The Complexity of Location
While location is not as simple to analyze as pitch type, a more nuanced approach can nevertheless yield insight. Aggregating overall, I find that location entropy is strongly associated with more walks. However, at the same time, it appears to be correlated with more strikeouts. These trends, of opposite value to a pitcher, appear to cancel out such that location entropy is neither a good nor a bad thing overall.

Peering into location more finely by examining within- and outside-zone entropy, however, showed counter-intuitive patterns. Location entropy outside the zone was associated with both more walks and strikeouts, while inside the zone, location entropy caused a dramatic decrease in walks. Peering at the list of pitchers with high in-zone entropy confirms that it is measuring something like control: Guys like Cliff Lee, Madison Bumgarner, and Cole Hamels show up in the list of the five highest in-zone entropies, and down the list a bit, Clayton Kershaw makes an appearance.

Uncertainty in location outside the zone correlated with more walks and more strikeouts. More walks are understandable, because I can imagine outside-zone entropy as measuring wildness. The manner in which outside-zone entropy causes strikeouts is a little trickier. A clue might be that outside-zone entropy is significantly associated with more swinging strikes, suggesting that these pitchers are somehow better able to cause hitters to chase pitches.

Any entropy-based analysis of location grapples with the question of how a pitcher should optimally distribute their pitches. Is it best to spread them all about the zone, knowing that to do so requires the hitter to think more carefully about whether and where to swing? Or alternatively, is it best to pick a handful of spots, say, each of the four corners, and pitch predictably but competently to those locations? There have been successes with both strategies, and many others besides.

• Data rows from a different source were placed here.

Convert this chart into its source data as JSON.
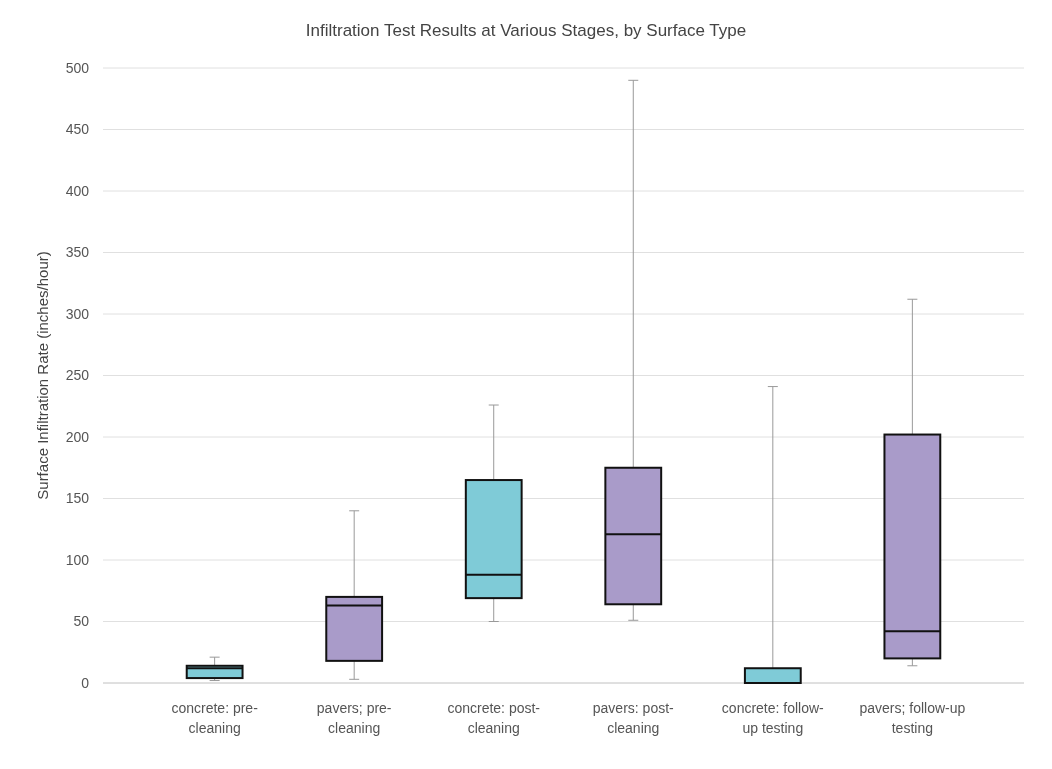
{
  "chart_data": {
    "type": "box",
    "title": "Infiltration Test Results at Various Stages, by Surface Type",
    "ylabel": "Surface Infiltration Rate (inches/hour)",
    "categories": [
      "concrete: pre-cleaning",
      "pavers; pre-cleaning",
      "concrete: post-cleaning",
      "pavers: post-cleaning",
      "concrete: follow-up testing",
      "pavers; follow-up testing"
    ],
    "boxes": [
      {
        "low": 2,
        "q1": 4,
        "median": 12,
        "q3": 14,
        "high": 21
      },
      {
        "low": 3,
        "q1": 18,
        "median": 63,
        "q3": 70,
        "high": 140
      },
      {
        "low": 50,
        "q1": 69,
        "median": 88,
        "q3": 165,
        "high": 226
      },
      {
        "low": 51,
        "q1": 64,
        "median": 121,
        "q3": 175,
        "high": 490
      },
      {
        "low": 0,
        "q1": 0,
        "median": 0,
        "q3": 12,
        "high": 241
      },
      {
        "low": 14,
        "q1": 20,
        "median": 42,
        "q3": 202,
        "high": 312
      }
    ],
    "colors": [
      "#7fcbd7",
      "#a99bc9",
      "#7fcbd7",
      "#a99bc9",
      "#7fcbd7",
      "#a99bc9"
    ],
    "ylim": [
      0,
      500
    ],
    "yticks": [
      0,
      50,
      100,
      150,
      200,
      250,
      300,
      350,
      400,
      450,
      500
    ],
    "grid": "y"
  }
}
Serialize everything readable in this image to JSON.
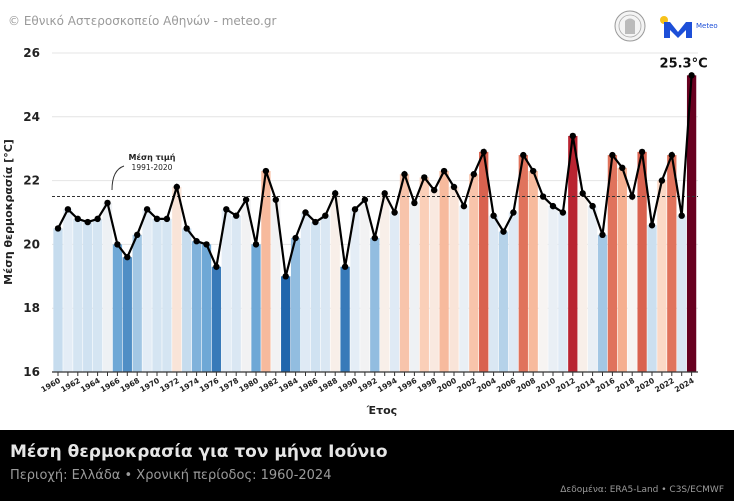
{
  "header": {
    "credit": "© Εθνικό Αστεροσκοπείο Αθηνών - meteo.gr",
    "logo_text": "Meteo"
  },
  "footer": {
    "title": "Μέση θερμοκρασία για τον μήνα Ιούνιο",
    "subtitle": "Περιοχή: Ελλάδα • Χρονική περίοδος: 1960-2024",
    "source": "Δεδομένα: ERA5-Land • C3S/ECMWF"
  },
  "chart_data": {
    "type": "bar+line",
    "xlabel": "Έτος",
    "ylabel": "Μέση θερμοκρασία [°C]",
    "ylim": [
      16,
      26
    ],
    "yticks": [
      "16",
      "18",
      "20",
      "22",
      "24",
      "26"
    ],
    "grid": true,
    "x": [
      1960,
      1961,
      1962,
      1963,
      1964,
      1965,
      1966,
      1967,
      1968,
      1969,
      1970,
      1971,
      1972,
      1973,
      1974,
      1975,
      1976,
      1977,
      1978,
      1979,
      1980,
      1981,
      1982,
      1983,
      1984,
      1985,
      1986,
      1987,
      1988,
      1989,
      1990,
      1991,
      1992,
      1993,
      1994,
      1995,
      1996,
      1997,
      1998,
      1999,
      2000,
      2001,
      2002,
      2003,
      2004,
      2005,
      2006,
      2007,
      2008,
      2009,
      2010,
      2011,
      2012,
      2013,
      2014,
      2015,
      2016,
      2017,
      2018,
      2019,
      2020,
      2021,
      2022,
      2023,
      2024
    ],
    "xtick_labels": [
      "1960",
      "1962",
      "1964",
      "1966",
      "1968",
      "1970",
      "1972",
      "1974",
      "1976",
      "1978",
      "1980",
      "1982",
      "1984",
      "1986",
      "1988",
      "1990",
      "1992",
      "1994",
      "1996",
      "1998",
      "2000",
      "2002",
      "2004",
      "2006",
      "2008",
      "2010",
      "2012",
      "2014",
      "2016",
      "2018",
      "2020",
      "2022",
      "2024"
    ],
    "values": [
      20.5,
      21.1,
      20.8,
      20.7,
      20.8,
      21.3,
      20.0,
      19.6,
      20.3,
      21.1,
      20.8,
      20.8,
      21.8,
      20.5,
      20.1,
      20.0,
      19.3,
      21.1,
      20.9,
      21.4,
      20.0,
      22.3,
      21.4,
      19.0,
      20.2,
      21.0,
      20.7,
      20.9,
      21.6,
      19.3,
      21.1,
      21.4,
      20.2,
      21.6,
      21.0,
      22.2,
      21.3,
      22.1,
      21.7,
      22.3,
      21.8,
      21.2,
      22.2,
      22.9,
      20.9,
      20.4,
      21.0,
      22.8,
      22.3,
      21.5,
      21.2,
      21.0,
      23.4,
      21.6,
      21.2,
      20.3,
      22.8,
      22.4,
      21.5,
      22.9,
      20.6,
      22.0,
      22.8,
      20.9,
      25.3
    ],
    "reference": {
      "value": 21.5,
      "label_line1": "Μέση τιμή",
      "label_line2": "1991-2020"
    },
    "highlight_label": "25.3°C",
    "colormap": [
      {
        "anomaly": -2.5,
        "color": "#2166ac"
      },
      {
        "anomaly": -1.5,
        "color": "#6fa8d6"
      },
      {
        "anomaly": -1.0,
        "color": "#c6dcee"
      },
      {
        "anomaly": -0.4,
        "color": "#e4edf6"
      },
      {
        "anomaly": 0.0,
        "color": "#f7f4f2"
      },
      {
        "anomaly": 0.5,
        "color": "#fbd9c6"
      },
      {
        "anomaly": 1.0,
        "color": "#f4a582"
      },
      {
        "anomaly": 1.4,
        "color": "#d9624f"
      },
      {
        "anomaly": 2.0,
        "color": "#b2182b"
      },
      {
        "anomaly": 3.8,
        "color": "#67001f"
      }
    ]
  }
}
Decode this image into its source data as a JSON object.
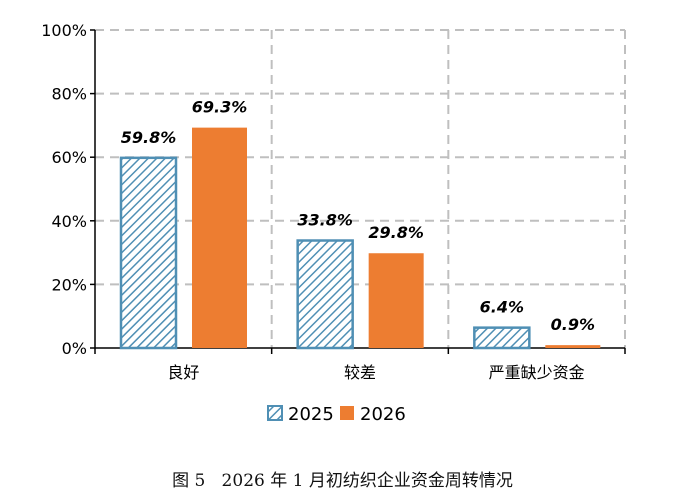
{
  "caption": "图 5   2026 年 1 月初纺织企业资金周转情况",
  "chart_data": {
    "type": "bar",
    "categories": [
      "良好",
      "较差",
      "严重缺少资金"
    ],
    "series": [
      {
        "name": "2025",
        "values": [
          59.8,
          33.8,
          6.4
        ],
        "labels": [
          "59.8%",
          "33.8%",
          "6.4%"
        ],
        "color": "#4f8fb4",
        "pattern": "diagonal-hatch"
      },
      {
        "name": "2026",
        "values": [
          69.3,
          29.8,
          0.9
        ],
        "labels": [
          "69.3%",
          "29.8%",
          "0.9%"
        ],
        "color": "#ed7d31",
        "pattern": "solid"
      }
    ],
    "ylim": [
      0,
      100
    ],
    "yticks": [
      "0%",
      "20%",
      "40%",
      "60%",
      "80%",
      "100%"
    ],
    "grid": true,
    "legend_position": "bottom"
  }
}
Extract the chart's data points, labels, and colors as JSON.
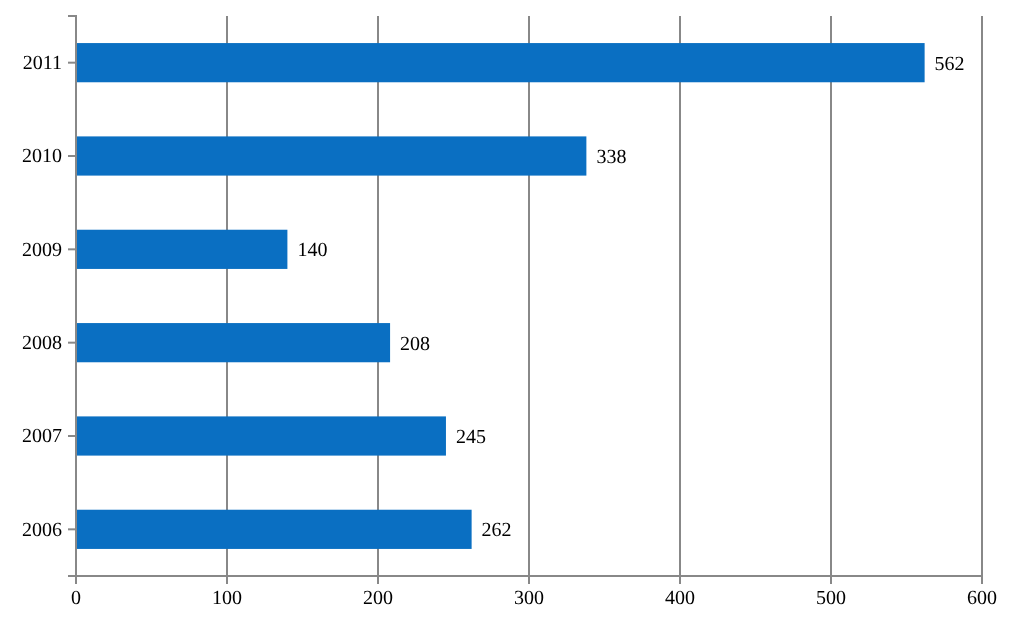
{
  "chart_data": {
    "type": "bar",
    "orientation": "horizontal",
    "categories": [
      "2011",
      "2010",
      "2009",
      "2008",
      "2007",
      "2006"
    ],
    "values": [
      562,
      338,
      140,
      208,
      245,
      262
    ],
    "color": "#0a6fc2",
    "xlim": [
      0,
      600
    ],
    "xticks": [
      0,
      100,
      200,
      300,
      400,
      500,
      600
    ],
    "grid": "x",
    "data_labels": true
  }
}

There’s no question that location is a trickier beast than pitch type, perhaps most demonstrably because there is so much more dimension and richness to location data than pitch type data. Location doesn’t come in eight flavors; it comes in thousands of points, barely distinguishable to the normal human’s eye but important to an MLB hitter. That hitters take not only location but also pitch type into account—all within the context of the count, the pitcher’s tendencies, the base-out situation, and more—speaks to the task that has been called the hardest thing in sports (and maybe the galaxy).